I love that moment when you discover that a bunch of the things you’re struggling with turn out to all be one specific wound. There’s SUCH a relief knowing if you heal the wound, all these other things will go away.

That’s been true of my mental health and of my creative health – now it’s true of my physical health as well.

I’ve had back problems from my teens, and have been given a grand assortment of possible reasons why. My hips simply didn’t like the whole “standing around” thing, and after a certain age riding a bicycle hurt like hell. I’ve had orthotics since I was 12. Had debilitating headaches when I was 17/18. From age 23 on, every so often my hip and right leg would hurt like hell. I started getting migraines at 25, which were attributed to TMJ when I was 28.

Yadda yadda yadda, my list of illnesses and conditions and diagnoses (both correct and incorrect) goes on for paragraphs. My primary care physician always gave me painkillers and sent me to physical therapy, but it never “took.” The only solution I ever found to the pain was with this one amazing chiropractor – Avery Ferentz – who always used to say “If I can’t fix you in 3 visits then I can’t fix you.” I would literally be put up on blocks to change the angle of my hips and/or shoulders, and after two visits I’d be pain free and on my way.

But Avery Ferentz unexpectedly died in 2002, at age 49. The last time I saw him was late 1999. Which meant things went downhill from there.

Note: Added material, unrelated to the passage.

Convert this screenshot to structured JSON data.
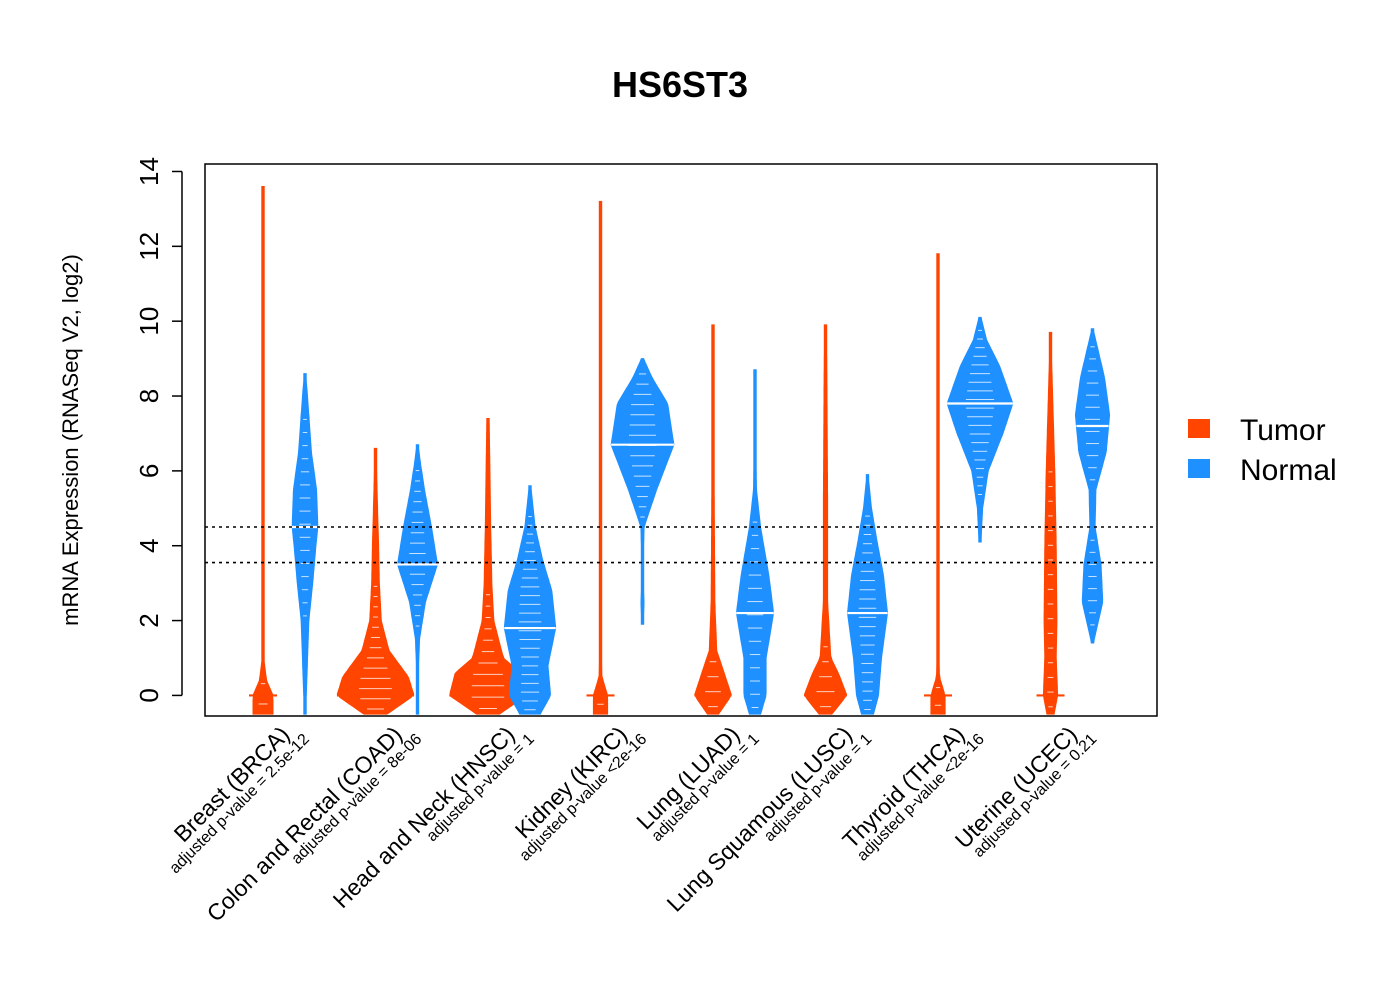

I had my first herniated disc in November 2004. (While cleaning the tub, of all things. Nothing like feeling like someone is stabbing you in the back while you’ve got rubber gloves on and a noseful of cleaning product fumes.) I kind of attribute it to not seeing Ferentz for 5 years. And of course, when I asked my PCP to send me to a chiro, she said no and sent me to physical therapy. And let me just take a moment to kiss the sky for the existence of Cynthia Gormenzano – she’s the one who told my PCP to send me for an MRI. I had my first back surgery in 2005 and it was a success.

Or so I thought.

Fast forward to 2013.
(I can hear you breathing a sigh of relief – but there’s still more!)

Now that I am look back, I think I herniated one of the discs while dancing during a wedding. While that intense pain went away within two months, that WAS when I started getting what I called The Swell – around noon every day I’d start to feel any clothing I was wearing close to the skin tightening on me. At first I thought it was bloating, but now I believe it was inflammation increasing as I moved through my day.

So fast forward again to early 2014.
It started with my feet. While poor Amelia was dying. I was having a tough time putting pressure on my feet when I got up in the morning.

I thought it was because the orthotics I got in 2004 had bad worn patches in the padding and I’d been wearing a pair of sandals with too-low arch support.

I had the orthotics replaced, but that made it worse. Plus I started gaining more weight because I couldn’t move around as much.

Ended up having to move out of our huge Bronx apartment into a smaller (but better for us) one while in extreme pain. Yeah, that was fun.

Diagnosed with plantar fasciitis in 2015.
Hydrocortisone shot didn’t do a damn thing. Plus I got a scar from the freezing spray.
This guy tried orthotics but the pain just got worse. And traveled up my legs. Ended up having to move out of NYC entirely while in extreme pain. I believe I herniated the second disc at that point.

But I am SO grateful I ended up in Houston for my next go-round with doctors, because the health care culture in Houston is a thousand times better than in New York City (albeit still fat-phobic and gender-restrictive). I got xrays in positions I was never asked to do before and it made the spondylolisthesis quite obvious. The MRI was actually nice. I’ve been given estimates on cost the whole time. Given that I’ve had terrible luck with doctors my entire life, I’m feeling really positive now.

And that, my dear readers, is truly the tl;dr – changed my place, changed my luck.